When Dr. Nobilette was 15, her 13-year-old sister Chloe had a traumatic brain injury while horseback riding. She was in the Rady Children’s Hospital ICU for 3 months, with Dr. Nobilette and her family camped outside.

“My family lived in the hospital parking lot in a couple of RVs that a local church was generous enough to let us borrow,” she recalls. While Chloe healed, Dr. Nobilette chatted up nurses, doctors and physical therapists, sharing her plans to become a doctor and marveling at what they did on a daily basis.

“No matter what was happening, they had it under control,” she remembers. “They could handle any situation.”

Being in the hospital atmosphere left a lasting impression and eventually, she chose emergency medicine as her career path.

“I love to fix things, and every patient is a puzzle to figure out,” she says. “It can be difficult not knowing exactly what is going on in the moment and we do not have the luxury of time. We are puzzle-solvers with a limited clock.”

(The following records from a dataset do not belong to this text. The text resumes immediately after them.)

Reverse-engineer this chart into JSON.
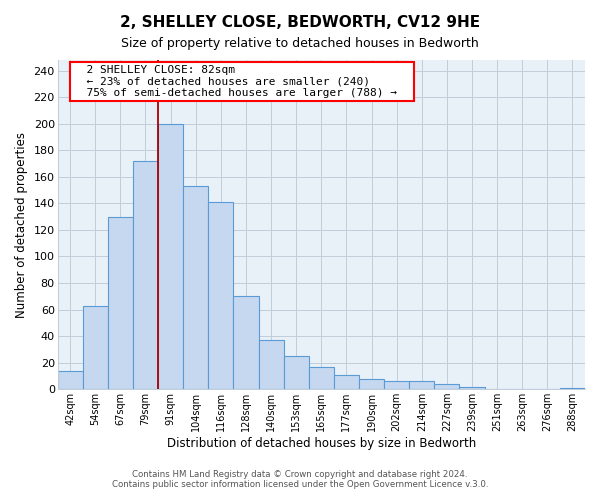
{
  "title": "2, SHELLEY CLOSE, BEDWORTH, CV12 9HE",
  "subtitle": "Size of property relative to detached houses in Bedworth",
  "xlabel": "Distribution of detached houses by size in Bedworth",
  "ylabel": "Number of detached properties",
  "bar_labels": [
    "42sqm",
    "54sqm",
    "67sqm",
    "79sqm",
    "91sqm",
    "104sqm",
    "116sqm",
    "128sqm",
    "140sqm",
    "153sqm",
    "165sqm",
    "177sqm",
    "190sqm",
    "202sqm",
    "214sqm",
    "227sqm",
    "239sqm",
    "251sqm",
    "263sqm",
    "276sqm",
    "288sqm"
  ],
  "bar_heights": [
    14,
    63,
    130,
    172,
    200,
    153,
    141,
    70,
    37,
    25,
    17,
    11,
    8,
    6,
    6,
    4,
    2,
    0,
    0,
    0,
    1
  ],
  "bar_color": "#c5d8f0",
  "bar_edge_color": "#5b9bd5",
  "ylim_max": 248,
  "yticks": [
    0,
    20,
    40,
    60,
    80,
    100,
    120,
    140,
    160,
    180,
    200,
    220,
    240
  ],
  "property_line_x": 3.5,
  "annotation_title": "2 SHELLEY CLOSE: 82sqm",
  "annotation_line1": "← 23% of detached houses are smaller (240)",
  "annotation_line2": "75% of semi-detached houses are larger (788) →",
  "footer1": "Contains HM Land Registry data © Crown copyright and database right 2024.",
  "footer2": "Contains public sector information licensed under the Open Government Licence v.3.0.",
  "background_color": "#ffffff",
  "plot_bg_color": "#e8f0f8",
  "grid_color": "#c0ccd8"
}
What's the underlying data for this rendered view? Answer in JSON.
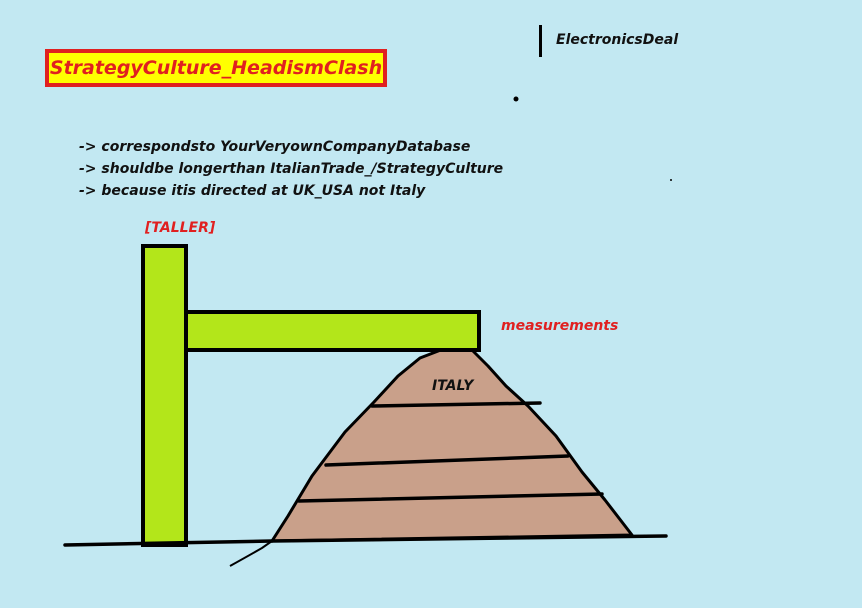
{
  "title": "StrategyCulture_HeadismClash",
  "brand_label": "ElectronicsDeal",
  "notes": [
    "-> correspondsto YourVeryownCompanyDatabase",
    "-> shouldbe longerthan ItalianTrade_/StrategyCulture",
    "-> because itis directed at UK_USA not Italy"
  ],
  "tower_label": "[TALLER]",
  "beam_label": "measurements",
  "mountain_label": "ITALY",
  "colors": {
    "background": "#c2e8f2",
    "title_fill": "#ffff00",
    "title_border": "#e02020",
    "title_text": "#e02020",
    "structure_fill": "#b3e61a",
    "mountain_fill": "#c9a08a",
    "label_red": "#e02020",
    "ink": "#000000"
  }
}
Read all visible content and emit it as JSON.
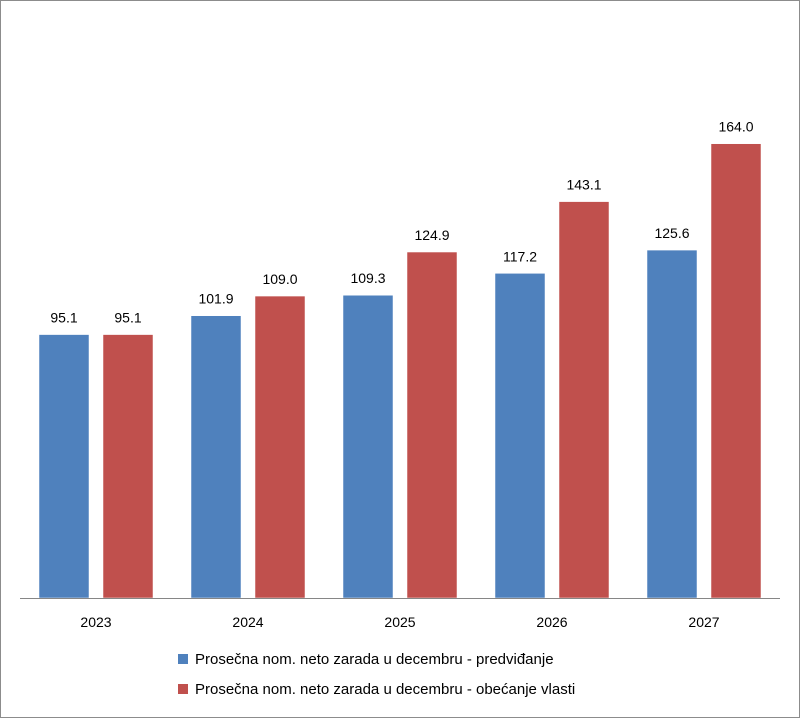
{
  "chart_data": {
    "type": "bar",
    "categories": [
      "2023",
      "2024",
      "2025",
      "2026",
      "2027"
    ],
    "series": [
      {
        "name": "Prosečna nom. neto zarada u decembru - predviđanje",
        "color": "#4f81bd",
        "values": [
          95.1,
          101.9,
          109.3,
          117.2,
          125.6
        ],
        "labels": [
          "95.1",
          "101.9",
          "109.3",
          "117.2",
          "125.6"
        ]
      },
      {
        "name": "Prosečna nom. neto zarada u decembru - obećanje vlasti",
        "color": "#c0504d",
        "values": [
          95.1,
          109.0,
          124.9,
          143.1,
          164.0
        ],
        "labels": [
          "95.1",
          "109.0",
          "124.9",
          "143.1",
          "164.0"
        ]
      }
    ],
    "ylim": [
      0,
      175
    ],
    "grid": false,
    "legend_position": "bottom"
  }
}
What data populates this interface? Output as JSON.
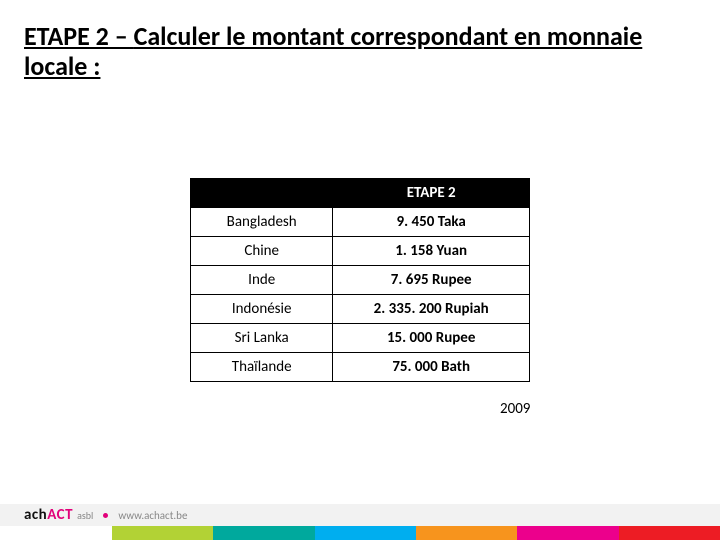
{
  "title_prefix": "ETAPE 2 – ",
  "title_rest": "Calculer le montant correspondant en monnaie locale :",
  "table": {
    "header_empty": "",
    "header_value": "ETAPE 2",
    "rows": [
      {
        "country": "Bangladesh",
        "value": "9. 450 Taka"
      },
      {
        "country": "Chine",
        "value": "1. 158 Yuan"
      },
      {
        "country": "Inde",
        "value": "7. 695 Rupee"
      },
      {
        "country": "Indonésie",
        "value": "2. 335. 200 Rupiah"
      },
      {
        "country": "Sri Lanka",
        "value": "15. 000 Rupee"
      },
      {
        "country": "Thaïlande",
        "value": "75. 000 Bath"
      }
    ]
  },
  "year": "2009",
  "footer": {
    "logo_ach": "ach",
    "logo_act": "ACT",
    "logo_suffix": "asbl",
    "url": "www.achact.be",
    "stripe_colors": [
      "#b2d235",
      "#00a99d",
      "#00aeef",
      "#f7941d",
      "#ec008c",
      "#ed1c24"
    ]
  }
}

Paul Larimore, manager of the emergency department at Sharp Grossmont, sees in Dr. Nobilette someone who went down the road meant just for them.

“Brittany is a high-performer in this fast-paced emergency department, and I can attest to working through many of these puzzles with her when there is no handbook or protocol to tell you what to do,” says Larimore. “She takes the time to assist her nursing and physician colleagues, and is a great doctor, patient advocate and a wonderful human being.”

Working as an ER doctor during COVID-19 has been a tough pill to swallow, but Dr. Nobilette chooses to call it a “blessing in disguise.”

“My chief resident taught me early in my career that you never know what is possible until there is no other option but to succeed,” she says.

Doctors seeing patients in every single ER pod and in the surge tent — all in one shift — has upped the need for better multitasking. Working in an environment where pivoting and fast thinking are routine has helped clinicians like Dr. Nobilette adapt to new ways of doing things.

“We’ve had to learn how to be more resourceful and more efficient — even going to meetings via video call frees up time you would have spent driving,” she says. She adds that teamwork and adaptability has been critical to the department’s success.

“We have new treatment spaces, new schedules, new equipment, new protocols, new social standards and new ways we have to communicate with patients and family members. New everything! But the good news is we are flexible, we are resilient and we can do hard things.”